いや、渡されたのが、拳に握れるものだったとしても。
改めて、押し付けられた包みを見る。これがなんなのか、九門ははっきりとは言わなかったけど、俺の考えは間違ってないはずだ。
「……落ち着け」
最愛の兄貴に、野球部の連中に手作りするヤツだぞ。この左京口出しの激安ラッピングってことは監督や臣さんと一緒に作ったんだろうし、劇団の全員に用意してるって考えた方が自然だ。俺が特別なわけじゃない。はず。
でもならなんで、俺には今、
「…………あーーーーー」
いくら考えたってわかりっこない。あいつが俺のことを、なんて自惚れたりしない。けど、「劇団員の」「友達の」俺にくれるくらいなら、俺から、ダチから渡しても、九門は喜んでくれるのかな。
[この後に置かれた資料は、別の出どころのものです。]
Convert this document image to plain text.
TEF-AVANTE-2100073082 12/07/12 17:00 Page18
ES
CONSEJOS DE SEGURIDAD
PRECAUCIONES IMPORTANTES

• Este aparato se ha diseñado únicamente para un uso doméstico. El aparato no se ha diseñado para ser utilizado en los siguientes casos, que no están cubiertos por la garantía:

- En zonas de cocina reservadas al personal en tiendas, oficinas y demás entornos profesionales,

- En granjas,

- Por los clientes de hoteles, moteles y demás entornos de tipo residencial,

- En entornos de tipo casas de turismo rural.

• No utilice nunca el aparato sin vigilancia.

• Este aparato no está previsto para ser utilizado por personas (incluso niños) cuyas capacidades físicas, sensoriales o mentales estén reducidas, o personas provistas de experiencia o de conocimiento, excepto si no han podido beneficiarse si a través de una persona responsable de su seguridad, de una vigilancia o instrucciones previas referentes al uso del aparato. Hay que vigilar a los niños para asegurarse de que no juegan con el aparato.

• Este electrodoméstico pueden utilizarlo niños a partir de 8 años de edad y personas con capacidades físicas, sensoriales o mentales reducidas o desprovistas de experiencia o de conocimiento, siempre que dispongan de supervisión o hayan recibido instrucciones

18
寮へ歩いていた足を反対方向に向ける。今からならまだ、どこのスイーツフロアも開いてるはずだし、いや、キットカットとかブラックサンダーでもいい。少しだけ、あいつに仕掛けてみたくなった。
どんな意図だって、俺にとっての「本命」に先越されたんだ。柄にもなく、浮かれてみたって、なぁ、いいだろ?
誰にともなく呟く。六芒星のついた包みを握りしめて、俺は街の方へ歩き出した。